第7章 襲撃、ヴィラン連合!
焦凍の背中に遮られた風がびゅうびゅうと激しい音を奏でている。とにかく、焦凍と立ち位置を交換しようともがく。でも私の筋力じゃ動くこともできずに、焦凍に完封される。このままじゃ、守られてしまう。
「どうして……」
どうして焦凍は私を庇っているの?違う、焦凍は優しい人だから、私じゃなくてもきっとこうしている。そう、焦凍は優しいから咄嗟に庇っちゃっただけだよ。だから、きっとこの行動に深い意味なんてない。ああ、でも、きっと、こういうのを人は“無償の愛”って呼ぶのかな。一瞬でも、私の為に怪我を負うのを良しとしたのかな。私のせいで怪我をされるのは嫌。だけど、もしそう思ってくれたのであれば。私という存在を大切に思ってくれたのであれば――これ以上嬉しいことなんて、ない。
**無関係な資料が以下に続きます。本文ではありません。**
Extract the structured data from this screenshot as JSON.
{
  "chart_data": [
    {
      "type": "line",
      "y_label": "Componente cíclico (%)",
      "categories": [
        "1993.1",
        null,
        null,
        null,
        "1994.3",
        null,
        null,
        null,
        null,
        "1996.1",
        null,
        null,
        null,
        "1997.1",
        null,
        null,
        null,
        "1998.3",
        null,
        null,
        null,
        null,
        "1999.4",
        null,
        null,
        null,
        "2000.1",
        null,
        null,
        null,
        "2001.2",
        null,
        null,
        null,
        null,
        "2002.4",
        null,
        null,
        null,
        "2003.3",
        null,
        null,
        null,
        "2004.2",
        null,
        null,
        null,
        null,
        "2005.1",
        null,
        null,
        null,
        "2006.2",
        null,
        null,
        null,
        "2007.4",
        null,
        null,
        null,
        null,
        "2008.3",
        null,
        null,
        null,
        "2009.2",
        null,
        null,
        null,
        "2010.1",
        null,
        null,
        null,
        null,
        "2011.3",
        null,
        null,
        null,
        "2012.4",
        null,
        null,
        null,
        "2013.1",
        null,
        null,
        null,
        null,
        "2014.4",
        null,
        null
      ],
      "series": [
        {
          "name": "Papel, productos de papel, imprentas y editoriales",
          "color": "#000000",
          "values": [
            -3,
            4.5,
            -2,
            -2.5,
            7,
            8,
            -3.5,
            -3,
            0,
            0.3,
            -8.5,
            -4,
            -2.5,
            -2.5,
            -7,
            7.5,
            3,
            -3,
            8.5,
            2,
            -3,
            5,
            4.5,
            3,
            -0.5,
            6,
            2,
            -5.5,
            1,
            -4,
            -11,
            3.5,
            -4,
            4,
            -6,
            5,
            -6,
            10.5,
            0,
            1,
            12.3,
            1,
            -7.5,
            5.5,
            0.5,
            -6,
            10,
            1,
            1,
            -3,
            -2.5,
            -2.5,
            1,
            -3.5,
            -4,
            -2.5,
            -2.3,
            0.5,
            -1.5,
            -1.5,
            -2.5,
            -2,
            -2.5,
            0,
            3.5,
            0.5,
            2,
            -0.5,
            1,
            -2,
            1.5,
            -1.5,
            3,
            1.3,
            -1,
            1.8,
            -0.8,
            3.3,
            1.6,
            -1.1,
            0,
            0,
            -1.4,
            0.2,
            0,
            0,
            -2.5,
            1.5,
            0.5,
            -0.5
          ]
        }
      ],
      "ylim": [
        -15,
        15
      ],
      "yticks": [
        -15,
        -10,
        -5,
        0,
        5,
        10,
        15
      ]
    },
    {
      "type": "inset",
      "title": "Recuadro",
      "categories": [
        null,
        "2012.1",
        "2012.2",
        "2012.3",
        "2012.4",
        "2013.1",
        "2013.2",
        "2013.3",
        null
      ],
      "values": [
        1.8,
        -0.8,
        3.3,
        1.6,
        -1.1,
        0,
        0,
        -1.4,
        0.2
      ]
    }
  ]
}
そろりと伸ばした手が焦凍の背中に触れる。じんわりと冷え切った指先に焦凍の体温が伝わってくるのを感じる。ほぅと息を吐いた途端、感じる浮遊感。焦凍の肩越しに見えたのは、ぽっかりと穴が空いたように見える黒い霧で作られた穴と施設の天井。天井は、高台で見た時よりも随分近い。どうやら、私達はかなり高い位置から落とされてしまっているらしい。
「ちっ、飛ばされたか。」
「焦凍、着地は任せて。」
「頼む。」
背中に回していた手から人魚姫を呼び出す。核石からエネルギーが勢いよく失われていく感覚と共に現れた人魚姫に“落下速度を落とせ”と指示を出す。天井を見ていたからよくわかっていなかったけど、かなりのスピードが出ていたらしい。急激に緩まったスピードで、一瞬酔いそうになる。でも、そのお蔭で衝撃も特に来ないまま地面へ降りることには成功した。
「わりぃ、助かった。」
「え、あっ、うん。」
まだ抱きしめられたままだった私を焦凍がそっと離す。ちょっと名残惜しくも感じてしまうけど、素直にそのまま離れて周りを確認する。視界に入ってくるのは土と埋もれたビルの山。そして、辺りにはクラスメイトの姿は見えない。脱出を目指すか、合流を目指すか。どちらにせよ、ここから動かないと始まらない。それに、庇おうとしてくれた焦凍にお礼すら言えてないや。声をかけようとした時、土を踏みしめる音が辺りから近づいてくる。音はバラバラで、何人もの人がゆっくりと近づいてきているような音。